Below is a working list from the British Psychology Society
- Hearing voices or feeling paranoid are common experiences which can often be a reaction to trauma, abuse or deprivation. Calling them symptoms of mental illness, psychosis or schizophrenia is only one way of thinking about them, with advantages and disadvantages.
- There is no clear dividing line between ‘psychosis’ and other thoughts, feelings and beliefs: psychosis can be understood and treated in the same way as other psychological problems such as anxiety or shyness. . .
- Some people find it useful to think of themselves as having an illness. Others prefer to think of their problems as, for example, an aspect of their personality which sometimes gets them into trouble but which they would not want to be without.
- In some cultures, experiences such as hearing voices are highly valued.
- Each individual’s experiences are unique – no one person’s problems, or ways of coping with them, are exactly the same as anyone else’s.
- For many people the experiences are short-lived. Even people who continue to have them nevertheless often lead happy and successful lives.
- It is a myth that people who have these experiences are likely to be violent.
- Psychological therapies – talking treatments such as Cognitive Behaviour Therapy (CBT) – are very helpful for many people. In the UK, the National Institute for Health and Care Excellence recommends that everyone with a diagnosis of psychosis or schizophrenia should be offered talking therapy. However most people are currently unable to access it and we regard this situation as scandalous.
- More generally, it is vital that services offer people the chance to talk in detail about their experiences and to make sense of what has happened to them. . .
- Many people find that ‘antipsychotic’ medication helps to make the experiences less frequent, intense or distressing. However, there is no evidence that it corrects an underlying biological abnormality. Recent evidence also suggests that it carries significant risks, particularly if taken long term.
- The British Psychological Society believes that services need to change radically, and that we need to invest in prevention by taking measures to reduce abuse.

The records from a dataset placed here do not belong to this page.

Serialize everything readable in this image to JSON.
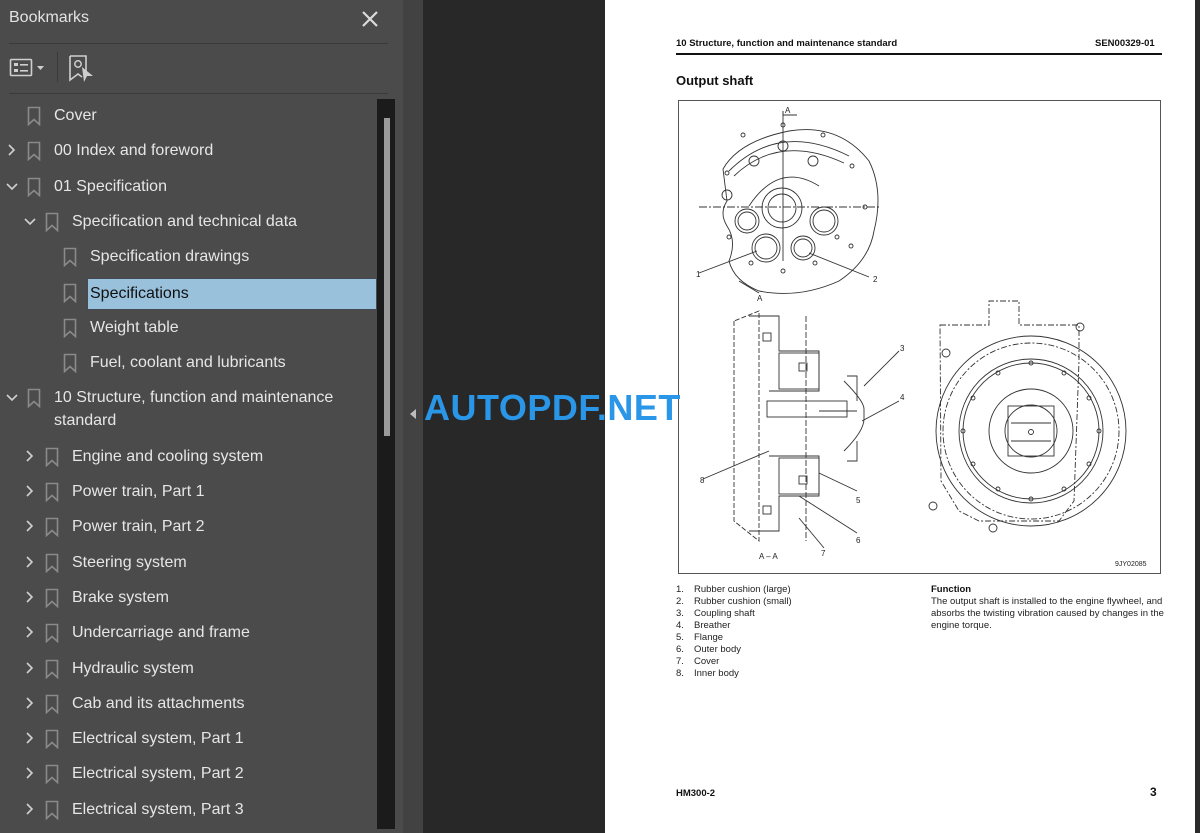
{
  "panel": {
    "title": "Bookmarks",
    "close_icon": "close-icon",
    "options_icon": "list-options-icon",
    "find_bookmark_icon": "find-current-bookmark-icon"
  },
  "bookmarks": [
    {
      "label": "Cover",
      "level": 0,
      "expander": "none"
    },
    {
      "label": "00 Index and foreword",
      "level": 0,
      "expander": "collapsed"
    },
    {
      "label": "01 Specification",
      "level": 0,
      "expander": "expanded"
    },
    {
      "label": "Specification and technical data",
      "level": 1,
      "expander": "expanded"
    },
    {
      "label": "Specification drawings",
      "level": 2,
      "expander": "none"
    },
    {
      "label": "Specifications",
      "level": 2,
      "expander": "none",
      "selected": true
    },
    {
      "label": "Weight table",
      "level": 2,
      "expander": "none"
    },
    {
      "label": "Fuel, coolant and lubricants",
      "level": 2,
      "expander": "none"
    },
    {
      "label": "10 Structure, function and maintenance",
      "label2": "standard",
      "level": 0,
      "expander": "expanded"
    },
    {
      "label": "Engine and cooling system",
      "level": 1,
      "expander": "collapsed"
    },
    {
      "label": "Power train, Part 1",
      "level": 1,
      "expander": "collapsed"
    },
    {
      "label": "Power train, Part 2",
      "level": 1,
      "expander": "collapsed"
    },
    {
      "label": "Steering system",
      "level": 1,
      "expander": "collapsed"
    },
    {
      "label": "Brake system",
      "level": 1,
      "expander": "collapsed"
    },
    {
      "label": "Undercarriage and frame",
      "level": 1,
      "expander": "collapsed"
    },
    {
      "label": "Hydraulic system",
      "level": 1,
      "expander": "collapsed"
    },
    {
      "label": "Cab and its attachments",
      "level": 1,
      "expander": "collapsed"
    },
    {
      "label": "Electrical system, Part 1",
      "level": 1,
      "expander": "collapsed"
    },
    {
      "label": "Electrical system, Part 2",
      "level": 1,
      "expander": "collapsed"
    },
    {
      "label": "Electrical system, Part 3",
      "level": 1,
      "expander": "collapsed"
    }
  ],
  "watermark": "AUTOPDF.NET",
  "colors": {
    "panel_bg": "#4b4b4b",
    "viewer_bg": "#282828",
    "selection": "#99c1dc",
    "watermark": "#2a96e8"
  },
  "document": {
    "header_left": "10 Structure, function and maintenance standard",
    "header_right": "SEN00329-01",
    "section_title": "Output shaft",
    "figure": {
      "section_mark": "A",
      "section_label": "A – A",
      "figure_id": "9JY02085",
      "callouts": [
        "1",
        "2",
        "3",
        "4",
        "5",
        "6",
        "7",
        "8"
      ]
    },
    "parts": [
      {
        "num": "1.",
        "name": "Rubber cushion (large)"
      },
      {
        "num": "2.",
        "name": "Rubber cushion (small)"
      },
      {
        "num": "3.",
        "name": "Coupling shaft"
      },
      {
        "num": "4.",
        "name": "Breather"
      },
      {
        "num": "5.",
        "name": "Flange"
      },
      {
        "num": "6.",
        "name": "Outer body"
      },
      {
        "num": "7.",
        "name": "Cover"
      },
      {
        "num": "8.",
        "name": "Inner body"
      }
    ],
    "function_title": "Function",
    "function_text": "The output shaft is installed to the engine flywheel, and absorbs the twisting vibration caused by changes in the engine torque.",
    "footer_left": "HM300-2",
    "page_number": "3"
  }
}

In my coming-to-consciousness years, even the ones before adolescence hit, I was aware that a person was unique and that society didn’t much like that unless a person is exceptional as an achiever. The pattern was still left from wartime when there were soldiers -- obedient, predictable, uniform -- or officers -- who were expected to be brilliant and brave way above the norm. I rejected that pattern. I wanted to take the side path. Maybe it was the influence of Lucy Maude Montgomery and her “Anne of Green Gables” paradigm. I didn’t pick up on romantic wandering in the blooming orchard so much as Anne cracking her slate over the head of Gilbert when he teased her. But she did turn out to be exceptional.
The endless (literally -- they were played in a loop) newsreels that preceded today’s television news did not spare us the misery of WWII -- though any place not in contention was just a sort of blank and there were plenty of heroes. Between the two factors of taking whatever action was necessary and high awareness of mass misery, both of which have remained part of me, this remarkable sea change in understanding psychological dilemmas and reconciling them with the new brain studies is very welcome.
I’ll research each of these domains named to see what they are talking about. One post per domain might work. Or things might turn out to be unexpected for everyone. One development might be recognition of how much industrial chemicals are infiltrating our bodies and what they do to our minds, our genders, and our survival. It may turn out that the pervasive plastics are as significant as viral infections. Our true drug-induced madness may be food additives. Or we may have just become allergic to ourselves.